Thursday 8 December 2016

Before The Age of the Donald - Part Fifteen by Dave Jaffe

   Before the Age of the Donald - Part Fifteen
     


    The wealthy people of B.C. hired many Chinese immigrants to work in their homes or at their companies. Yet they too didn't like the Chinese. "Their religion, notions of honour and rank, mode of thought, dress, amusement, and sense of beauty are not to our taste," said the famous judge, Matthew Baillie Begbie of the Chinese. "Their language appears to us ridiculous."
      The Chinese, Begbie said, despised the achievements of white people. "Yet they work more steadily, and with better success than white men."

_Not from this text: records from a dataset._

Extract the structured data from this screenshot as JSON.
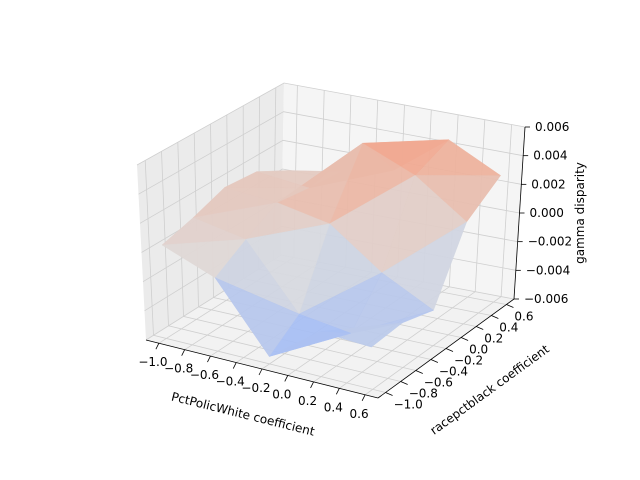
{
  "chart_data": {
    "type": "surface3d",
    "colormap": "coolwarm",
    "title": "",
    "xlabel": "PctPolicWhite coefficient",
    "ylabel": "racepctblack coefficient",
    "zlabel": "gamma disparity",
    "xlim": [
      -1.1,
      0.7
    ],
    "ylim": [
      -1.1,
      0.7
    ],
    "zlim": [
      -0.006,
      0.006
    ],
    "xticks": [
      "−1.0",
      "−0.8",
      "−0.6",
      "−0.4",
      "−0.2",
      "0.0",
      "0.2",
      "0.4",
      "0.6"
    ],
    "yticks": [
      "−1.0",
      "−0.8",
      "−0.6",
      "−0.4",
      "−0.2",
      "0.0",
      "0.2",
      "0.4",
      "0.6"
    ],
    "zticks": [
      "−0.006",
      "−0.004",
      "−0.002",
      "0.000",
      "0.002",
      "0.004",
      "0.006"
    ],
    "x": [
      -1.0,
      -0.6,
      -0.2,
      0.2,
      0.6
    ],
    "y": [
      -1.0,
      -0.6,
      -0.2,
      0.2,
      0.6
    ],
    "z": [
      [
        0.0004,
        -0.001,
        -0.0055,
        -0.003,
        -0.0032
      ],
      [
        0.001,
        0.0003,
        -0.004,
        -0.0045,
        -0.003
      ],
      [
        0.0018,
        0.0015,
        0.0008,
        -0.0018,
        -0.0036
      ],
      [
        0.0016,
        0.0012,
        0.005,
        0.0035,
        0.001
      ],
      [
        0.0004,
        0.001,
        0.0018,
        0.0046,
        0.0028
      ]
    ],
    "grid": true
  }
}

    White working people and some small business people were far more racist than the judge. They hated the Chinese and felt threatened by these people whom they called 'Orientals'. Anti-Chinese riots broke out in Vancouver in 1887 and again in 1907. In 1907 white people also attacked the growing community of Japanese immigrants. But the Japanese, unlike the Chinese community fought back and routed the hostile mob.
     A racist Anti-Exclusion League was founded and lobbied the federal government to act against all Asian immigrants. It also found support among provincial politicians. The federal government slapped a head tax on Asian immigrants that soon climbed to $500 a person by 1903. This was an immense sum  at that time, worth thousands of dollars to-day. It surely discouraged many Asian immigrants from coming to Canada.

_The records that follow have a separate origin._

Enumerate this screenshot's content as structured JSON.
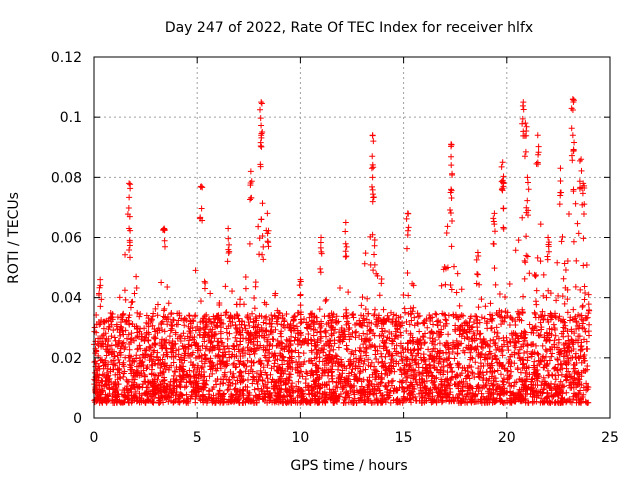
{
  "chart_data": {
    "type": "scatter",
    "title": "Day 247 of 2022, Rate Of TEC Index for receiver hlfx",
    "xlabel": "GPS time / hours",
    "ylabel": "ROTI / TECUs",
    "xlim": [
      0,
      25
    ],
    "ylim": [
      0,
      0.12
    ],
    "xticks": [
      0,
      5,
      10,
      15,
      20,
      25
    ],
    "yticks": [
      0,
      0.02,
      0.04,
      0.06,
      0.08,
      0.1,
      0.12
    ],
    "xtick_labels": [
      "0",
      "5",
      "10",
      "15",
      "20",
      "25"
    ],
    "ytick_labels": [
      "0",
      "0.02",
      "0.04",
      "0.06",
      "0.08",
      "0.1",
      "0.12"
    ],
    "grid": true,
    "marker": "+",
    "series": [
      {
        "name": "ROTI",
        "color": "#ff0000",
        "x_range": [
          0,
          24
        ],
        "baseline_range": [
          0.005,
          0.035
        ],
        "peaks": [
          {
            "x": 0.3,
            "y": 0.046
          },
          {
            "x": 1.7,
            "y": 0.078
          },
          {
            "x": 1.7,
            "y": 0.063
          },
          {
            "x": 3.4,
            "y": 0.063
          },
          {
            "x": 5.2,
            "y": 0.077
          },
          {
            "x": 6.5,
            "y": 0.063
          },
          {
            "x": 7.6,
            "y": 0.082
          },
          {
            "x": 8.1,
            "y": 0.105
          },
          {
            "x": 8.1,
            "y": 0.094
          },
          {
            "x": 8.4,
            "y": 0.068
          },
          {
            "x": 10.0,
            "y": 0.046
          },
          {
            "x": 11.0,
            "y": 0.06
          },
          {
            "x": 12.2,
            "y": 0.065
          },
          {
            "x": 13.5,
            "y": 0.094
          },
          {
            "x": 13.5,
            "y": 0.08
          },
          {
            "x": 15.2,
            "y": 0.068
          },
          {
            "x": 17.3,
            "y": 0.091
          },
          {
            "x": 17.3,
            "y": 0.076
          },
          {
            "x": 18.6,
            "y": 0.055
          },
          {
            "x": 19.4,
            "y": 0.068
          },
          {
            "x": 19.8,
            "y": 0.085
          },
          {
            "x": 19.8,
            "y": 0.079
          },
          {
            "x": 20.8,
            "y": 0.105
          },
          {
            "x": 20.9,
            "y": 0.098
          },
          {
            "x": 21.0,
            "y": 0.08
          },
          {
            "x": 21.5,
            "y": 0.094
          },
          {
            "x": 22.0,
            "y": 0.06
          },
          {
            "x": 22.6,
            "y": 0.083
          },
          {
            "x": 23.2,
            "y": 0.106
          },
          {
            "x": 23.2,
            "y": 0.094
          },
          {
            "x": 23.6,
            "y": 0.086
          },
          {
            "x": 23.7,
            "y": 0.078
          }
        ]
      }
    ]
  }
}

     White racism was also unleashed against Sikh immigrants. The Japanese ship the 'Komagata Maru' tried to stop in Vanouver in 1914 and unload its passengers. Yet with more than 350 Sikhs on board, this proved impossible to do. The officials at the port refused to allow the Sikhs to come on shore.

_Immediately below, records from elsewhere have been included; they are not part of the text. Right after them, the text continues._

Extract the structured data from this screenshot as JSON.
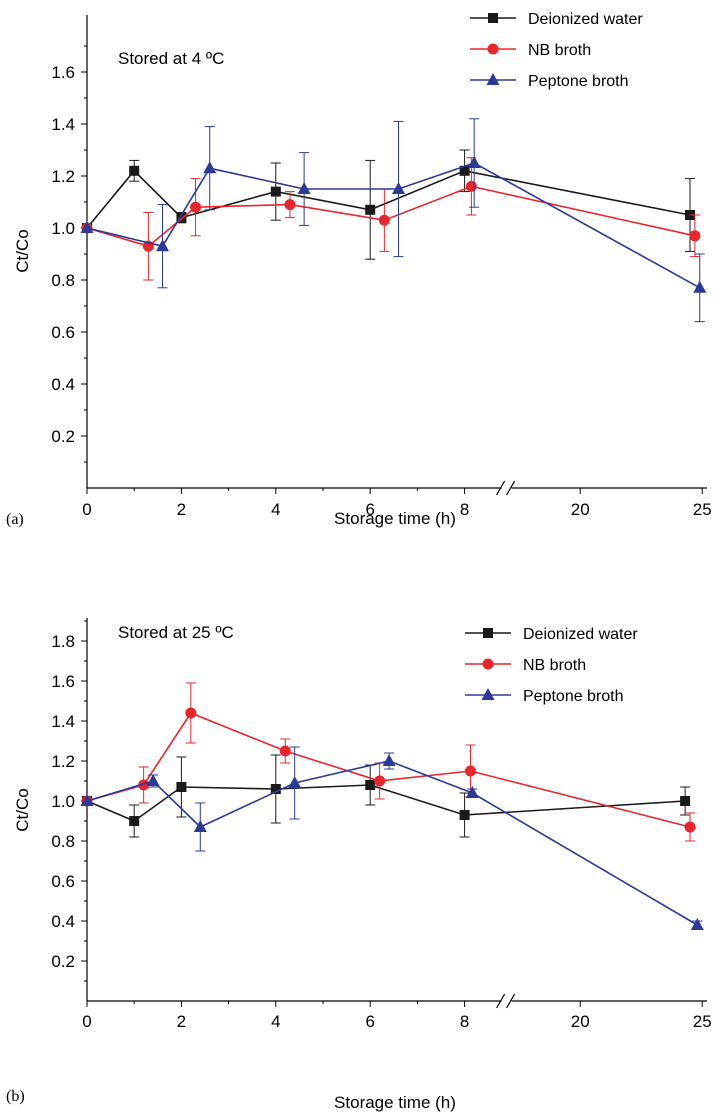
{
  "colors": {
    "Deionized water": "#1a1a1a",
    "NB broth": "#e8262b",
    "Peptone broth": "#2b3a97"
  },
  "chart_data": [
    {
      "type": "line",
      "panel_label": "(a)",
      "annotation": "Stored at 4 ºC",
      "xlabel": "Storage time (h)",
      "ylabel": "Ct/Co",
      "ylim": [
        0,
        1.7
      ],
      "y_ticks": [
        "0.2",
        "0.4",
        "0.6",
        "0.8",
        "1.0",
        "1.2",
        "1.4",
        "1.6"
      ],
      "x_ticks": [
        "0",
        "2",
        "4",
        "6",
        "8",
        "20",
        "25"
      ],
      "x_axis_break": "between 8 and 20",
      "legend_position": "top-right",
      "series": [
        {
          "name": "Deionized water",
          "marker": "square",
          "x": [
            0,
            1,
            2,
            4,
            6,
            8,
            24.5
          ],
          "y": [
            1.0,
            1.22,
            1.04,
            1.14,
            1.07,
            1.22,
            1.05
          ],
          "err": [
            0,
            0.04,
            0.02,
            0.11,
            0.19,
            0.08,
            0.14
          ]
        },
        {
          "name": "NB broth",
          "marker": "circle",
          "x": [
            0,
            1.3,
            2.3,
            4.3,
            6.3,
            8.3,
            24.7
          ],
          "y": [
            1.0,
            0.93,
            1.08,
            1.09,
            1.03,
            1.16,
            0.97
          ],
          "err": [
            0,
            0.13,
            0.11,
            0.05,
            0.12,
            0.11,
            0.08
          ]
        },
        {
          "name": "Peptone broth",
          "marker": "triangle",
          "x": [
            0,
            1.6,
            2.6,
            4.6,
            6.6,
            8.6,
            24.9
          ],
          "y": [
            1.0,
            0.93,
            1.23,
            1.15,
            1.15,
            1.25,
            0.77
          ],
          "err": [
            0,
            0.16,
            0.16,
            0.14,
            0.26,
            0.17,
            0.13
          ]
        }
      ]
    },
    {
      "type": "line",
      "panel_label": "(b)",
      "annotation": "Stored at 25 ºC",
      "xlabel": "Storage time (h)",
      "ylabel": "Ct/Co",
      "ylim": [
        0,
        1.9
      ],
      "y_ticks": [
        "0.2",
        "0.4",
        "0.6",
        "0.8",
        "1.0",
        "1.2",
        "1.4",
        "1.6",
        "1.8"
      ],
      "x_ticks": [
        "0",
        "2",
        "4",
        "6",
        "8",
        "20",
        "25"
      ],
      "x_axis_break": "between 8 and 20",
      "legend_position": "top-right",
      "series": [
        {
          "name": "Deionized water",
          "marker": "square",
          "x": [
            0,
            1,
            2,
            4,
            6,
            8,
            24.3
          ],
          "y": [
            1.0,
            0.9,
            1.07,
            1.06,
            1.08,
            0.93,
            1.0
          ],
          "err": [
            0,
            0.08,
            0.15,
            0.17,
            0.1,
            0.11,
            0.07
          ]
        },
        {
          "name": "NB broth",
          "marker": "circle",
          "x": [
            0,
            1.2,
            2.2,
            4.2,
            6.2,
            8.2,
            24.5
          ],
          "y": [
            1.0,
            1.08,
            1.44,
            1.25,
            1.1,
            1.15,
            0.87
          ],
          "err": [
            0,
            0.09,
            0.15,
            0.06,
            0.09,
            0.13,
            0.07
          ]
        },
        {
          "name": "Peptone broth",
          "marker": "triangle",
          "x": [
            0,
            1.4,
            2.4,
            4.4,
            6.4,
            8.4,
            24.8
          ],
          "y": [
            1.0,
            1.1,
            0.87,
            1.09,
            1.2,
            1.04,
            0.38
          ],
          "err": [
            0,
            0.03,
            0.12,
            0.18,
            0.04,
            0.02,
            0.02
          ]
        }
      ]
    }
  ]
}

       The Sikhs quite rightly objected to this racist act for as they pointed out they came from India and were British subjects. After fights and violence between the Sikh passengers and police, the Canadian navy ship towed the 'Komagata' out to sea. It left Canada forever.
     In 1923 the federal government passed the Chinese Immigration Act and no more Chinese people came to Canada until the late 1960's, when Canada changed its immigration laws. By this time say the early 1920's, all immigration from Asia was stopped. It only started up again in the late 1960's. Yet more racist acts fell on the Japanese in the 1940's.